Склонясь над спящею тобой,
На ухо прошептать:
«Моя любовь!
Моя любовь!»
Это уже глупости. Еще немного, и я разрыдаюсь, и никто не поймет почему. В постель.
– Мин, будь добра, принеси мне горячее молоко наверх минут через пять. Нет, спасибо, по лестнице я сама поднимусь.
(4)
Я сжимаюсь от стыда, смотря этот фильм; он повергает меня в глубокое смущение. Бьет по самому больному. Бегство лоялистов в Канаду и после этого великого напряжения духа – постепенное загнивание. Ладно. Анабазис из Динас-Мавдуй в Траллум, взлет и падение семьи методистов. Ладно. Но это… Этот юноша, вроде бы читающий «Королеву фей», но на деле, как и другие трое, преющий в собственных мыслях, – мой отец, и я не хочу ничего знать о его отношениях с какой-то Джулией. Мою мать звали Нюэла. Нюэла О’Коннор из Дублина, женщина-ученый; холодноватая, но добрая и достаточно хорошая мать. Между моими родителями не было пламенной любви. Так, градусов двадцать по Цельсию. Температура в библиотеке «Сент-Хелен» – осязаемая, физическая температура – не меньше двадцати семи градусов, а психологическая температура подходит к точке кипения. Томление на медленном огне. Но я вынужден смотреть фильм.

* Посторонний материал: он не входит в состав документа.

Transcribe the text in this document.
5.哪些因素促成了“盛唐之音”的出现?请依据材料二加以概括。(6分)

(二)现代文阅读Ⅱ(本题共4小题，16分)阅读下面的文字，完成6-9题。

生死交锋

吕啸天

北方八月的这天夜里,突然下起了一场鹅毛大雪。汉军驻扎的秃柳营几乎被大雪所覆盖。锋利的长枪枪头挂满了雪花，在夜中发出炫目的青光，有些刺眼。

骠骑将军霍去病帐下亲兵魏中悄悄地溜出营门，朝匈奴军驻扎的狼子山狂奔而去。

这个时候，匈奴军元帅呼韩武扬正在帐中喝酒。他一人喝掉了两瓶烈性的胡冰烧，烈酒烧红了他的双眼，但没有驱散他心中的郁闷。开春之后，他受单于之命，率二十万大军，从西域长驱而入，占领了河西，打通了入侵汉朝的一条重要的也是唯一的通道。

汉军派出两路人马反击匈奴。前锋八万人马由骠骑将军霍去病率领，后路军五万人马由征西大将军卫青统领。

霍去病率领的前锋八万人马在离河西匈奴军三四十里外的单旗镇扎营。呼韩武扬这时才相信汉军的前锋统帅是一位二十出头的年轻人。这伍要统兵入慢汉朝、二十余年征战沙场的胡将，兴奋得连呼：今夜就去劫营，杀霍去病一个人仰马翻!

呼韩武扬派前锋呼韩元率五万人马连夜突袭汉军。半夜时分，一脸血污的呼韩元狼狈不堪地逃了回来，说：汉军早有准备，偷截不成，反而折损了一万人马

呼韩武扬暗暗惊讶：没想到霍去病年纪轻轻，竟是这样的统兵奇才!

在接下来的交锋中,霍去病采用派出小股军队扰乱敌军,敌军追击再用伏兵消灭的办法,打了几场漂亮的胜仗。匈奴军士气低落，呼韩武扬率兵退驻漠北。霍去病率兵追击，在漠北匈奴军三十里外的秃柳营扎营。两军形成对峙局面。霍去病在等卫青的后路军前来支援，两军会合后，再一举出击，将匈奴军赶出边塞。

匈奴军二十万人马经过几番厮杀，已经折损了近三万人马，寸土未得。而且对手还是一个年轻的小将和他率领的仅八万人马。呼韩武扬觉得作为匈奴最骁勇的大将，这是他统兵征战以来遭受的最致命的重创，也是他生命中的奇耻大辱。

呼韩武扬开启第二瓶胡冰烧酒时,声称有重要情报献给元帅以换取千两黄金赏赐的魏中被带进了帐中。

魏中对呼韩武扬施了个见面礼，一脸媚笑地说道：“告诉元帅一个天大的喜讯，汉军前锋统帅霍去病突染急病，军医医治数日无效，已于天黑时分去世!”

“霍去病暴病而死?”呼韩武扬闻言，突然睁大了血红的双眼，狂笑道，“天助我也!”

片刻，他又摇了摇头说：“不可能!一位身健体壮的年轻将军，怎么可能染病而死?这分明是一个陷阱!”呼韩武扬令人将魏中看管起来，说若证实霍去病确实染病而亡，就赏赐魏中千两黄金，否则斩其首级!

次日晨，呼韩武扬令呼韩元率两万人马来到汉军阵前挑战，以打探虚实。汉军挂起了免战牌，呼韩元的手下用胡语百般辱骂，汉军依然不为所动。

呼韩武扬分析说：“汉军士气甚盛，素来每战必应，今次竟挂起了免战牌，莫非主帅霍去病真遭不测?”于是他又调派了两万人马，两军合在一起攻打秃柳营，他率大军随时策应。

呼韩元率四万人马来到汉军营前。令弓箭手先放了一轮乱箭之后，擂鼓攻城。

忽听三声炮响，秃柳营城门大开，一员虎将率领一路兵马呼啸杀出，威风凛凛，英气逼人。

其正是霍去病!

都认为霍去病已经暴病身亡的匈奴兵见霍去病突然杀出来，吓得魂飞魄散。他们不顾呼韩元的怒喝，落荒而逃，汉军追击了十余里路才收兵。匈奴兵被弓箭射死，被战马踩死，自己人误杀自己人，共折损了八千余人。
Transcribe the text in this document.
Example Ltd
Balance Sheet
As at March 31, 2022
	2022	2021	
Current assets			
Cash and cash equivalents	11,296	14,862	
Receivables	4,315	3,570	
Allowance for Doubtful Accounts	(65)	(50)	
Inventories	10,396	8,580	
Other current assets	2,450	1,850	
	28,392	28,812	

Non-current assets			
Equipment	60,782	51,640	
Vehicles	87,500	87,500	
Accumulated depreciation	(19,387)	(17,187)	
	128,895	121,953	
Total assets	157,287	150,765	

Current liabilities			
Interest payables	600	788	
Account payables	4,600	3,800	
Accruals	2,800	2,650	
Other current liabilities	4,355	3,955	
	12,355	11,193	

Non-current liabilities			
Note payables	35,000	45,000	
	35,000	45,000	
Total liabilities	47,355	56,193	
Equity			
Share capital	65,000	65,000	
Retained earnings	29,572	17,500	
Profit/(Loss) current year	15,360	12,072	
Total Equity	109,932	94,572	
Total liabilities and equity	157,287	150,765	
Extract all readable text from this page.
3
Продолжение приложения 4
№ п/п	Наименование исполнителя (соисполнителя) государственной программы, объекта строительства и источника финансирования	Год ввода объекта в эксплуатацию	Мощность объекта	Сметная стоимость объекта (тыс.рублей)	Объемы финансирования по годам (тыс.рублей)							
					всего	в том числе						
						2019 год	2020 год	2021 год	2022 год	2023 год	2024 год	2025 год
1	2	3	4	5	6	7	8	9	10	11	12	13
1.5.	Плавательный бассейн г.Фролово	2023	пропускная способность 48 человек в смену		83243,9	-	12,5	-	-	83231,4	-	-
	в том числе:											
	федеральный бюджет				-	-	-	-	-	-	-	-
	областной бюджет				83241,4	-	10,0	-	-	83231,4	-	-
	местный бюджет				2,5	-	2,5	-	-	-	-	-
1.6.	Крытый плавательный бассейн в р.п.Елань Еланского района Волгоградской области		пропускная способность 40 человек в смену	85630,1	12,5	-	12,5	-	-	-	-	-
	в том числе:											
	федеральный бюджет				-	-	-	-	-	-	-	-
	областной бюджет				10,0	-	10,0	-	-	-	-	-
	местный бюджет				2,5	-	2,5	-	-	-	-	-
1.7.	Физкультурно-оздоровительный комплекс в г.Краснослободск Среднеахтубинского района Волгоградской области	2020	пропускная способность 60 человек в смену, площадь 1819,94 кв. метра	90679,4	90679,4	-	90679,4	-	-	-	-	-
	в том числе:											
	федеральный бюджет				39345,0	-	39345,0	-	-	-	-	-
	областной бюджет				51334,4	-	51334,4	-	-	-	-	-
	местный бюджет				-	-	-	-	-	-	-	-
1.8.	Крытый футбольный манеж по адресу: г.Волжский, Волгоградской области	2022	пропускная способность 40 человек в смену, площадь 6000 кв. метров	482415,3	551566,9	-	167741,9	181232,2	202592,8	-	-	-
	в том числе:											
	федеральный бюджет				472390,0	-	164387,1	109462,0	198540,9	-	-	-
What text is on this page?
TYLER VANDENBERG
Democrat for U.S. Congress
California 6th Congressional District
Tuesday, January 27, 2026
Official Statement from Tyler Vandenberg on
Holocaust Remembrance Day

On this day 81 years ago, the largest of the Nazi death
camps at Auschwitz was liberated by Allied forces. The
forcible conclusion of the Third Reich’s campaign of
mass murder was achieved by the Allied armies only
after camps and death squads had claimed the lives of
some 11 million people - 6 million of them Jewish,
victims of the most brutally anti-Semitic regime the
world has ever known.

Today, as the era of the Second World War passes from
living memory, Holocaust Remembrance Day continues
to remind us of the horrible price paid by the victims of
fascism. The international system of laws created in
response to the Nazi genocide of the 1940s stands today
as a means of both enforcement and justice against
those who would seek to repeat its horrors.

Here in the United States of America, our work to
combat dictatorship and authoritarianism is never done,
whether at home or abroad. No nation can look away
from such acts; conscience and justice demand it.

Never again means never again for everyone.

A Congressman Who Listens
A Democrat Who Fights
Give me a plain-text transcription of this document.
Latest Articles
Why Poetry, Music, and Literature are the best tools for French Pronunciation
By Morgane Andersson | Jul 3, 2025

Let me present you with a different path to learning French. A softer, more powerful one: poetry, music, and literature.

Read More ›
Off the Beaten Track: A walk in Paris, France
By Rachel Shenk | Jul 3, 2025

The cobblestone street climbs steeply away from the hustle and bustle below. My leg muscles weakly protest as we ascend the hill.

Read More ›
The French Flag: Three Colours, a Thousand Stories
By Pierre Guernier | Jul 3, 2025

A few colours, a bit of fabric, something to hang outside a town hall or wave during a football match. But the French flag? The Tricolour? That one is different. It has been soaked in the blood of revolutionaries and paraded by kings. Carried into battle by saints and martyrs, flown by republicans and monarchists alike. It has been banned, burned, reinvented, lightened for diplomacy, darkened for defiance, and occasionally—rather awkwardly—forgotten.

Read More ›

Да можно ли назвать это фильмом – удивительное воскрешение физического присутствия людей, всего, что выходит далеко за рамки возможностей фотографии? Фильм, что передает температуру в комнате. Запахи, ощущение тошноты, что окутывает мою бабушку и расползается по дому, недочеловеческое сознание собаки Джейни, которая не ведает о сложностях в жизни людей, но, как свойственно собакам, впитывает все и все отражает своей сонливостью, слабостью нервов и обжорством. Джейни хворает жизнью этого дома.
Технически фильм превосходит все, что я когда-либо видел в бытность свою кинокритиком. Экран расщепляется и показывает сразу множество изображений или несколько бок о бок так, что они комментируют друг друга, или разбухает одним огромным, чудовищным и пугающим крупным планом; цвета варьируют от тусклой сепии, в которой мы видели печальную жизнь Мин, до палитры Караваджо у несчастной бабушки с ее богатой фантазией. Он воздействует на все чувства, включая обоняние. Наш век пренебрегает обонянием больше, чем остальными пятью чувствами, но запах пробуждает воспоминания остро до боли. Предполагается, что мы не нюхаем других людей. Миллионы долларов тратятся на различные средства для уничтожения человеческого запаха – либо прямо в источнике, либо в носу ближнего. Но для возбужденных, для подлинно любознательных, для очарованных или порабощенных – что расскажет правду лучше запаха? Вот сейчас я слышу запах здорового тела, мыла, лавровишневой воды и дорогой одежды и знаю: это дедушка.
(5)
РОДРИ
(Его мысли сопровождаются звуками музыкальной комедии двадцатых годов под названием «Леди Мэри»; мы слышим голос Герберта Мандина, комика тех лет:
Что янки об Англии знают?
Что всех Остин Рид обшивает:
Рубашек нашьет,
За доллары шлет
И всех, как родных, одевает.
Родри в шестой раз перечитывает Вудхауса – то место, где Берти Вустер размышляет о своей былой любви к Синтии: «На редкость хорошенькая, веселая и привлекательная барышня, ничего не скажешь, но помешана на разных там идеалах. Может, я к ней несправедлив, но, по-моему, она считает, что мужчина должен делать карьеру и прочее».)[37]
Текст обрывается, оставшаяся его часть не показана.